BRADLEY: IL SISTEMA ZEBRE ED IL SENSO DELLA REALTA’

Insomma avete già letto:”Zebre Rugby Club comunica che Michael Bradley è stato sollevato dall’incarico di capo allenatore della franchigia federale…“. Vi siete indignati ? Oppure addormentati ? O svegliati?  Avete esclamato “urca”, oppure “era ora”, o “non è giusto”, “povero rugby dove andremo a finire”, “non si fa così”, “cosa aspettavano ancora per farlo”,  “il mio rugby è diverso”, o cosa d’altro?

Perchè l’esonero di un allenatore è visto dal nostro mondo come uno smacco, una perdita di stile e di ambito valoriale, questo per tutta una serie di motivi  legati ad una aurea atmosfera che il rugby ha costruito intorno a se rispettando un codice comunque positivo e condivisibile.
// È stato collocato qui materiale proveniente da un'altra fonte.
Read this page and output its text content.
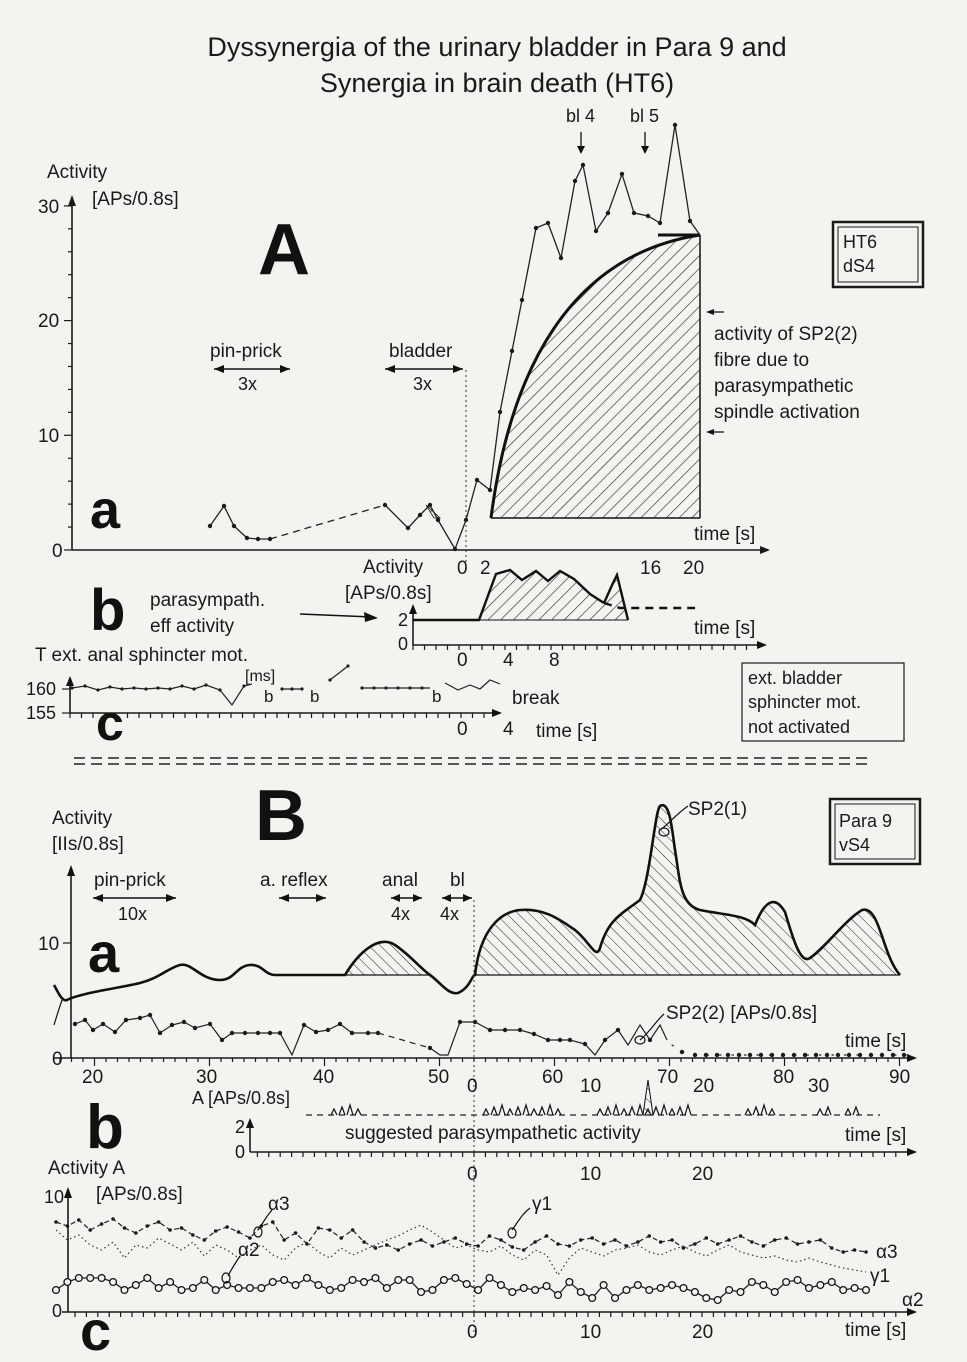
Dyssynergia of the urinary bladder in Para 9 and
Synergia in brain death (HT6)
A	HT6
dS4
Activity
[APs/0.8s]
30
20
10
0
time [s]
0 2	16 20
pin-prick
3x
bladder
3x
bl 4 bl 5
activity of SP2(2)
fibre due to
parasympathetic
spindle activation
a
b parasympath.
eff activity
Activity
[APs/0.8s]
2
0
0 4 8
time [s]
T ext. anal sphincter mot.
160
155 c
[ms]
b b	b	break
0 4 time [s]
ext. bladder
sphincter mot.
not activated
B	Para 9
vS4
Activity
[IIs/0.8s]
10
0
a
pin-prick
10x
a. reflex	anal
4x
bl
4x
SP2(1)
SP2(2) [APs/0.8s]
time [s]
20	30	40	50	60	70	80	90
0	10	20	30
A [APs/0.8s]
b	2
0
suggested parasympathetic activity	time [s]
0	10	20
Activity A
[APs/0.8s]
10
0 c
α3
α2
γ1
α3
γ1
α2
0	10	20	time [s]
Ma il “siluramento” di Bradley cosa significa? Rientra in questa “aurea”?  Pare di si soprattutto se si leggono le declamazioni iper-buoniste che ne fa sia il Club (che di fatto è la stessa Federazione) sia i mezzi di comunicazione. Tutto questo non è certo un male se non si perde però il senso della realtà.

In tutta l’era Bradley le Zebre non hanno mai avuto un risultato apprezzabile e continuativo , se contiamo le partite di Conference che la “franchigia” ha disputato dal 2017 ne sono state vinte 17  e perse 66. Le 7 vittorie del 2017/2018 (14 sconfitte) sono la miglior stagione. Le Zebre non vincono da 17 turni. Certo il team perde e vince tutto unito e quindi “non solo Bradley” deve pagare, ma “gli altri” in effetti sono già stati cambiati.

Così la FIR, ops le Zebre giustificano l’esonero dicendo che il tutto è fatto “…per anticipare il percorso di rinnovamento tecnico…” che tradotto significa che Bradley comunque sarebbe “andato” per scadenza contratto a giugno quindi…. . Così l’onore è salvo e con lui tutti i valori del rugby ma, ecco il punto, è salvo anche “il cambiamento”.

Perchè l’uscita di Bradley non è come l’esonero di un qualsiasi Coach del panorama nazionale. Stiamo parlando di Zebre, ovvero di un costosissimo progetto (6 milioni di euro all’anno?)  che grava sulle spalle della FIR, ovvero del massimo organismo di tutto il rugby italiano.

Le Zebre sono un progetto che non ha avuto successo e che , per sua natura, a differenza di tutti gli altri Club italiani,  è inserito in una globale strategia di cambiamento della Federazione stessa. Quest’ultima sancita nella Assemblea Federale di marzo. Perchè le Zebre, anche se facciamo finta non sia così, sono quello da sempre: un centro (sportivo e di potere) federale.

Tutto questo lo si scrive anche per recuperare anche un po’ il senso della realtà. Perchè Bradley non ha prodotto alcun risultato, se confrontato ai suoi pari nel campionato dove lui sta, ma  lo stesso per più di quattro anni (cosa quasi impossibile per gli altri per non parlare di quello che sarebbe stato in Francia ed Inghilterra) è sopravvissuto sulla scorta di una filosofia nata con il primo allenatore delle Zebre: Christian Gajan. 

Quest’ultimo infatti intervistato dal Gazzettino, era il 2012,  alla domanda se ritenesse avere a disposizione una rosa di giocatori come la voleva rispose: “Beh, io non ho fatto alcuna scelta, ho trovato un po’ tutto pronto…..“, non contento di cotanta sincerità alla successiva domanda dove gli venne chiesto testualmente se lui “avesse un progetto in testa” il francese rispose: “Nessuno in particolare. Il compito mio e dello staff è aiutare il movimento, creare una squadra competitiva per l’alto livello e far crescere atleti per la Nazionale. Riuscire in questo significherebbe aver centrato gli obiettivi“.

Così si stava alle Zebre: vincere non era una opzione, il campionato che si frequentava non aveva un senso competitivo ma era solo una palestra per il mondo Azzurro e non era richiesto il Coach avesse un suo progetto (le teste pensanti stavano in FIR). Anche Bradley ha vissuto praticamente così, i suoi colleghi avranno anche pensato “beato lui“, i (pessimi) risultati poi si sono visti (inclusi quelli azzurri) e qualcuno potrebbe anche dire che “la festa è finita”. Sarà un po’ crudo ma anche questo è realismo. 

Bradley rimane un grande professionista, il sistema era sbagliato. Lui però di quel sistema ne faceva parte, lo ha alimentato e coltivato, per questo è stato cambiato, come del resto, ci si augura, verrà cambiato molto presto tutto quel “sistema”.